Câmbio e pandemia fazem empresas investirem em projetos made in Brazil

A intenção é escapar das importações que estão mais caras diante da valorização de 25% do dólar desde o início da pandemia

Escrito por Estadão Conteúdo ,
Legenda: O economista do Instituto de Estudos para o Desenvolvimento Industrial (Iedi), Rafael Cagnin, acredita que haverá algumas mudanças substanciais no País
Foto: Foto: Marcello Casal Jr/Agência Brasil

Duas explosões simultâneas, a do câmbio e a do coronavírus, estão levando empresas a ampliar o processo de nacionalização de matérias-primas e componentes. A intenção é escapar das importações que estão mais caras diante da valorização de 25% do dólar desde o início da pandemia, da dependência de poucos fabricantes globais e da escassez de produtos de combate à covid-19 por causa da alta demanda mundial.

Diante da falta generalizada de álcool gel, usado para evitar a disseminação da covid-19, a Klabin, fabricante de papéis para embalagens, desenvolveu um espessante em substituição ao carbopol, matéria-prima derivada do petróleo que transforma o álcool líquido em gel. O produto era 100% importado da China e, além da escassez, teve significativo reajuste de preço.

O novo produto é extraído da madeira e foi desenvolvido em apenas duas semanas numa parceria da Klabin com o Instituto Senai de Inovação e com a indústria de cosméticos Apoteka, que produzirá o álcool gel em sua fábrica de Leme (SP).

"Conseguimos, num momento crítico para nós e para o mundo, um substituto do carbopol derivado da microfibra celulósica extraída de nossas florestas o que é muito bom em termos de sustentabilidade pois é um produto renovável", afirma Carlos Augusto do Amaral Santos, gerente corporativo de P&D da Klabin. A empresa já entrou com pedido de patente.

O novo espessante também tem outras aplicações, como em fórmulas de cosméticos e na própria produção de papel. "Isso abre uma possibilidade grande de mercado interno e, no futuro, de exportar, dependendo da nossa estratégia", diz Santos.

O economista do Instituto de Estudos para o Desenvolvimento Industrial (Iedi), Rafael Cagnin, acredita que haverá algumas mudanças substanciais no País.

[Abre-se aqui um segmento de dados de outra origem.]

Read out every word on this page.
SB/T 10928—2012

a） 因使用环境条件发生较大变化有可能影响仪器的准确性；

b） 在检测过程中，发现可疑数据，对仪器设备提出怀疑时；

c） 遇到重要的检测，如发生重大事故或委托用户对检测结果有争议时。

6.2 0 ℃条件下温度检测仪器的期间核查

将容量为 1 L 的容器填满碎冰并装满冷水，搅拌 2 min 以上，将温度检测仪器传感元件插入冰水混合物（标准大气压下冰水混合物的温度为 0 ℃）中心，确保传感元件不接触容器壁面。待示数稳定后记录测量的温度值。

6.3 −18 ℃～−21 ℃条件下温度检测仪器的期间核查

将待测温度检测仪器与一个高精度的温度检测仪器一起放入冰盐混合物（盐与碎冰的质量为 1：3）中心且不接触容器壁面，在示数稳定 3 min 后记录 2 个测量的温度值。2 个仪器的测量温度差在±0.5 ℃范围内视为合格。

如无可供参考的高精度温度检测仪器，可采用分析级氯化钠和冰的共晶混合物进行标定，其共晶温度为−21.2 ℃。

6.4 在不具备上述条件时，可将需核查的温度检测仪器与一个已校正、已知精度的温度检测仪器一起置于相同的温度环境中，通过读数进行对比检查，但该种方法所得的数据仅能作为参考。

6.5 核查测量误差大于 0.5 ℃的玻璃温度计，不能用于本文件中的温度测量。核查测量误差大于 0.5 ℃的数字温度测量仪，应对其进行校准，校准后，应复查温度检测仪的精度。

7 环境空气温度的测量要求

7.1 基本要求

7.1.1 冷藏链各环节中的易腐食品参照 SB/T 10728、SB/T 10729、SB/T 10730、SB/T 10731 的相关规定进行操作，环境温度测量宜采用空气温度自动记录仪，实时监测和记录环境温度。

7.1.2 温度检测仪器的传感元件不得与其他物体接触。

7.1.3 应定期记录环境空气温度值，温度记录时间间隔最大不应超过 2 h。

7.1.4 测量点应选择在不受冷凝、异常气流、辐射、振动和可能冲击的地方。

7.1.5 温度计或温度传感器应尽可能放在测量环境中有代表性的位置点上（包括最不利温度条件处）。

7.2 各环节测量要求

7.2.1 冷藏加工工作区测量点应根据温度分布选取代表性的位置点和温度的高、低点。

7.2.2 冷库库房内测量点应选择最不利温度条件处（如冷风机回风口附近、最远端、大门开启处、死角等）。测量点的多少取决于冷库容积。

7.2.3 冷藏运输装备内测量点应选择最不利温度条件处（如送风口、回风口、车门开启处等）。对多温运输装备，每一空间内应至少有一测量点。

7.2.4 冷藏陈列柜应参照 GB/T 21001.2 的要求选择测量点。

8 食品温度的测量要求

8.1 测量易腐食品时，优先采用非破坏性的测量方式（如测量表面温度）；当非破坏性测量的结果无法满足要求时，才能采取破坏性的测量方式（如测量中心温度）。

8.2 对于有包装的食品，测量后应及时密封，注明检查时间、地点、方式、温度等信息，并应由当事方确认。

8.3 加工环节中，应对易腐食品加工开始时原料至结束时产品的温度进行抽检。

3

Para ele, as empresas vão ampliar o número de fornecedores para diminuir a dependência de fabricantes externos.

"A reconversão das plantas (para produção de equipamentos médicos, por exemplo) mostra que temos competência industrial para voltar a produzir e reduzir alguns gargalos", diz.

Na avaliação do presidente da Associação Brasileira da Indústria Elétrica e Eletrônica (Abinee), Humberto Barbato, a crise atual escancarou a vulnerabilidade do País em relação ao mercado internacional. "Quando o problema surgiu na China, em pouco tempo sofremos com a falta de peças. Esse nível de dependência de componentes eletrônicos cria uma situação grave."

Ele acredita que o Brasil tem oportunidade de retomar a nacionalização da sua indústria, mas, para isso, as empresas precisam ser competitivas e, além de atender o mercado interno, também exportar. E isso, diz ele, só será possível com as reformas tributária e administrativa.

A ZF, fabricante de transmissões para veículos comerciais, diz que, mesmo em home office, seu pessoal está buscando identificar potenciais fornecedores locais que atendam os níveis de tecnologia de seus produtos.

"Este trabalho tem apoio dos nossos clientes pois, além de reduzir a exposição cambial, minimiza riscos logísticos ante a fragilidade demonstrada por esta pandemia, para não depender de um único fornecedor, principalmente distante e de ação limitada" afirma Silvio Furtado, diretor da ZF América do Sul.